Une remontée généralisée des cours
Les prix internationaux des produits alimentaires ont progressé en août jusqu'à 133,3 points selon l'Organisation des Nations unies pour l'alimentation et l'agriculture (FAO). Il s'agit du niveau le plus élevé enregistré depuis novembre 2022, après plusieurs mois de stabilisation relative.

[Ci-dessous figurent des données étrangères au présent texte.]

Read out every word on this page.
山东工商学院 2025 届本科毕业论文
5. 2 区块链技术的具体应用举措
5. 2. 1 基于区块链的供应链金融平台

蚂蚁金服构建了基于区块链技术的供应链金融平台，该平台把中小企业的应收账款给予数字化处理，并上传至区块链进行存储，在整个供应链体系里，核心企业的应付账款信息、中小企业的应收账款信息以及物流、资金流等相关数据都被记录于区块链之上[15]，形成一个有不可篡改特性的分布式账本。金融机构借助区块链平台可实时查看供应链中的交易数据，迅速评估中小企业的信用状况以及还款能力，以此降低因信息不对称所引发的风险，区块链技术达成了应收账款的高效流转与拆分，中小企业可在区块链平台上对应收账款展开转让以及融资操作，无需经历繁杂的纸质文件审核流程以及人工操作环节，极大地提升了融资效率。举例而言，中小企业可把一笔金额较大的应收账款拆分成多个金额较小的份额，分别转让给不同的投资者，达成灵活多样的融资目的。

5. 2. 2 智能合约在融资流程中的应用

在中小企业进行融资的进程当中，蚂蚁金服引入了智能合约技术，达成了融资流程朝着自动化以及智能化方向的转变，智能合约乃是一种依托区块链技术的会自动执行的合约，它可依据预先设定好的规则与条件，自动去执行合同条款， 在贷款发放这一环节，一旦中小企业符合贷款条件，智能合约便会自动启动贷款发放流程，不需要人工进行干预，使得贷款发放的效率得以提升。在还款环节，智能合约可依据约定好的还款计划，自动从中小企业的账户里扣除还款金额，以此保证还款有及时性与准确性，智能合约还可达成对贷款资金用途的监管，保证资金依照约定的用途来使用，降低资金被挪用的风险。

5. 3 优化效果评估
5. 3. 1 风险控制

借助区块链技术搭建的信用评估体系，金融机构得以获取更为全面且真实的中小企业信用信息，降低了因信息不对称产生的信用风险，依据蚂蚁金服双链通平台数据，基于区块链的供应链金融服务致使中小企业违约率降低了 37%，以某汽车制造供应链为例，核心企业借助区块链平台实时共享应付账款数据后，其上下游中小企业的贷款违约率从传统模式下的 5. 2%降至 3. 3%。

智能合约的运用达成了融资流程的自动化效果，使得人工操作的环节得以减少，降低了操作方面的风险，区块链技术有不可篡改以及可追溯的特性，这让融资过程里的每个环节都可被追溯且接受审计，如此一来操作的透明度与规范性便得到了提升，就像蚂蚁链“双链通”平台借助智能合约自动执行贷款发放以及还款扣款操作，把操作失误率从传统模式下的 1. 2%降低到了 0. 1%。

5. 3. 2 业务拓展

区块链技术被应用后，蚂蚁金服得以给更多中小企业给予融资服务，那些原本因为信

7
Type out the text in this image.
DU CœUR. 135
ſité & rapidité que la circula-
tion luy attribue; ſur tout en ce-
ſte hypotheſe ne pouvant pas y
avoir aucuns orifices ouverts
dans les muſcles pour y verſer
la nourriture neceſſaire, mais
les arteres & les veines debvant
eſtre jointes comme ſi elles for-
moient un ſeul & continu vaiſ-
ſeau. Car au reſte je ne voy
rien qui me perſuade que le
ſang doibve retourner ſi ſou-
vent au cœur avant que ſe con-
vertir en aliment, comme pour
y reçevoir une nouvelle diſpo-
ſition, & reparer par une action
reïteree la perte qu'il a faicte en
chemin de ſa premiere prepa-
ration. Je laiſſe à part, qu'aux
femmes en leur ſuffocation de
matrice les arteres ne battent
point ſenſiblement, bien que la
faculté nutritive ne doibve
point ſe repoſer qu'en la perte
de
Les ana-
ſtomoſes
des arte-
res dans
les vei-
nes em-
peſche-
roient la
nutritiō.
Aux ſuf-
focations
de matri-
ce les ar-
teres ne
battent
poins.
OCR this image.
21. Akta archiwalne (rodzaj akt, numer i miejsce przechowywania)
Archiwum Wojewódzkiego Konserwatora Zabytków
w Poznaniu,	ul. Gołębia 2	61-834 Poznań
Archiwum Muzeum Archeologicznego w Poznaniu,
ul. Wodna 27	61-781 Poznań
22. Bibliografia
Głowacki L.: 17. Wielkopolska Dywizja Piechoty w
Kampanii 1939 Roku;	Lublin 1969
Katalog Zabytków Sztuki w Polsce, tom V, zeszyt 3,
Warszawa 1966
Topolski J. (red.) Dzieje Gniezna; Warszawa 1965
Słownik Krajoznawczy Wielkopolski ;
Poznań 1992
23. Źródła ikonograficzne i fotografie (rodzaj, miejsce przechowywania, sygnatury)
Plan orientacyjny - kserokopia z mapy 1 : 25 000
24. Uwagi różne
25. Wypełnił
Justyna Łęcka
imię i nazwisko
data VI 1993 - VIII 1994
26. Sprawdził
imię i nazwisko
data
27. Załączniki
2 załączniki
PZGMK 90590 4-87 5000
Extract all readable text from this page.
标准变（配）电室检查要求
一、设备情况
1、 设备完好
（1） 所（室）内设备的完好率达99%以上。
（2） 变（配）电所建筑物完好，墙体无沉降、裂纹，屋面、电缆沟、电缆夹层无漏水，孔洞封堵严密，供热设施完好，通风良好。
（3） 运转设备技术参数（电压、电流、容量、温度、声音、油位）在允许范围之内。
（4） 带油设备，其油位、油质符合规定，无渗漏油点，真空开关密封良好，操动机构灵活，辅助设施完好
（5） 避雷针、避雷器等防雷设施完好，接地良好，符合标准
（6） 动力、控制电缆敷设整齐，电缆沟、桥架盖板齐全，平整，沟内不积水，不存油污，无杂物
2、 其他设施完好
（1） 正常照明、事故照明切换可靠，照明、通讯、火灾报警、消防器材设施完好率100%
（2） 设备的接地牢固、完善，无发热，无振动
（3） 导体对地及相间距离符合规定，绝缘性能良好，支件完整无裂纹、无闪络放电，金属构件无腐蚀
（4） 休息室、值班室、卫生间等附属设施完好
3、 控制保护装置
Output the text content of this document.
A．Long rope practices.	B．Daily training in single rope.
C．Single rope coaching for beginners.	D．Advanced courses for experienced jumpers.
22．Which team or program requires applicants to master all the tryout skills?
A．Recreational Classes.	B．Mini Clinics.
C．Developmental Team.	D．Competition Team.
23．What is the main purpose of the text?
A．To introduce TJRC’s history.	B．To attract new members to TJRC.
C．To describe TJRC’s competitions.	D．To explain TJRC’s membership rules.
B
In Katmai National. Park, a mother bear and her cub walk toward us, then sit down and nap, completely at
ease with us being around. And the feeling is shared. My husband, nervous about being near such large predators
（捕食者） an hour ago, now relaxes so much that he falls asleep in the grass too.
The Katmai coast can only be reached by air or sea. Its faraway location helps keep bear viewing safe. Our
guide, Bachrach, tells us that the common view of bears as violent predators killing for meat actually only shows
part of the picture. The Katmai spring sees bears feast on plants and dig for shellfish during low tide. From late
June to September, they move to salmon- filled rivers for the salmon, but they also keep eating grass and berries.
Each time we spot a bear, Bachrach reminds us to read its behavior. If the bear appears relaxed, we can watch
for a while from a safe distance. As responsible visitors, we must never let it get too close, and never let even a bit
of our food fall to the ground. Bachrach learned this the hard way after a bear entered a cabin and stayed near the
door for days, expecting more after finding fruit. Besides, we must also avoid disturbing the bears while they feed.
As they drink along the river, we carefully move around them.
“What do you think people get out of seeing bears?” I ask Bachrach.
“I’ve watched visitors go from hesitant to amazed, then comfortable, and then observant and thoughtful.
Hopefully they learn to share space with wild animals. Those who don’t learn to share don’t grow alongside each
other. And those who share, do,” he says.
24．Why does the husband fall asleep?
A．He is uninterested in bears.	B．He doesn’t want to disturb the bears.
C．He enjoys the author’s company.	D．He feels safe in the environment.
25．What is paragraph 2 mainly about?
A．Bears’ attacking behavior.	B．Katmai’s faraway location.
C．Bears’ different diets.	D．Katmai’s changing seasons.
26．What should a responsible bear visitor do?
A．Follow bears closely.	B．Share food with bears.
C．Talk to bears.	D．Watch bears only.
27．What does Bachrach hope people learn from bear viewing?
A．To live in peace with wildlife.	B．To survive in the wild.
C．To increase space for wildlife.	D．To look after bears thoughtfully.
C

Cette hausse touche toutes les grandes catégories surveillées : céréales, huiles végétales, sucre, viande et produits laitiers. Aucun segment n'a été épargné, ce qui alerte sur un renchérissement plus large des paniers alimentaires sur les marchés internationaux.
Les chiffres clés
| Indicateur | Variation |
|---|---|
| Indice FAO global (juillet → août) | 130,8 → 133,3 |
| Céréales (mensuel) | +2,2 % |
| Huiles végétales | +0,6 % |
| Sucre | +11,9 % |
Des causes multiples et concomitantes
- Conditions météorologiques : chaleurs extrêmes et sécheresse en Europe ont pesé sur les rendements de maïs et de betteraves sucrières et ont aussi affecté la production animale.
- Risques climatiques : la menace d'un épisode El Niño sévère renforce les inquiétudes pour les cultures d'huile de palme et de sucre en Asie.
- Conflits et perturbations commerciales : les tensions en Ukraine et l'escalade des hostilités en mer Noire réduisent les expéditions de céréales ; les affrontements entre États-Unis et Iran ont en outre perturbé les flux d'engrais.
- Réductions de production régionales : une baisse de la production dans une zone importante du centre du Brésil a contribué à la forte hausse du prix du sucre.
Conséquences pour le consommateur et les marchés
Pour les gouvernements et les citoyens, une remontée généralisée des prix sur les marchés internationaux peut se traduire, à terme, par des prix alimentaires plus élevés en magasin. Les hausses touchent des produits de base largement consommés : céréales (pain, pâtes), huiles de cuisson, sucre et produits d'origine animale. Les tensions sur les intrants agricoles comme les engrais risquent d'exacerber la situation si elles persistent.
Vers quelle trajectoire ?
Si l'indice d'août reste environ 17 % en dessous du pic historique atteint après l'invasion de l'Ukraine en mars 2022, les tendances climatiques et géopolitiques observées restent fragiles. La FAO souligne la combinaison de facteurs qui alimente cette remontée : météo défavorable, restrictions logistiques et incertitude des flux d'intrants agricoles.
Ce qu'il faut suivre
- L'évolution de l'indice FAO dans les prochains mois, pour mesurer si cette hausse est temporaire ou durable.
- Les conditions climatiques à venir, en particulier l'ampleur d'un éventuel El Niño.
- La stabilité des corridors commerciaux (mer Noire, approvisionnements en engrais) qui affecte directement les disponibilités et les prix.
Face à ces signaux, les acteurs publics et privés surveilleront l'évolution des prix de gros et la transmission vers les prix à la consommation, afin d'anticiper des mesures d'accompagnement pour les ménages les plus exposés.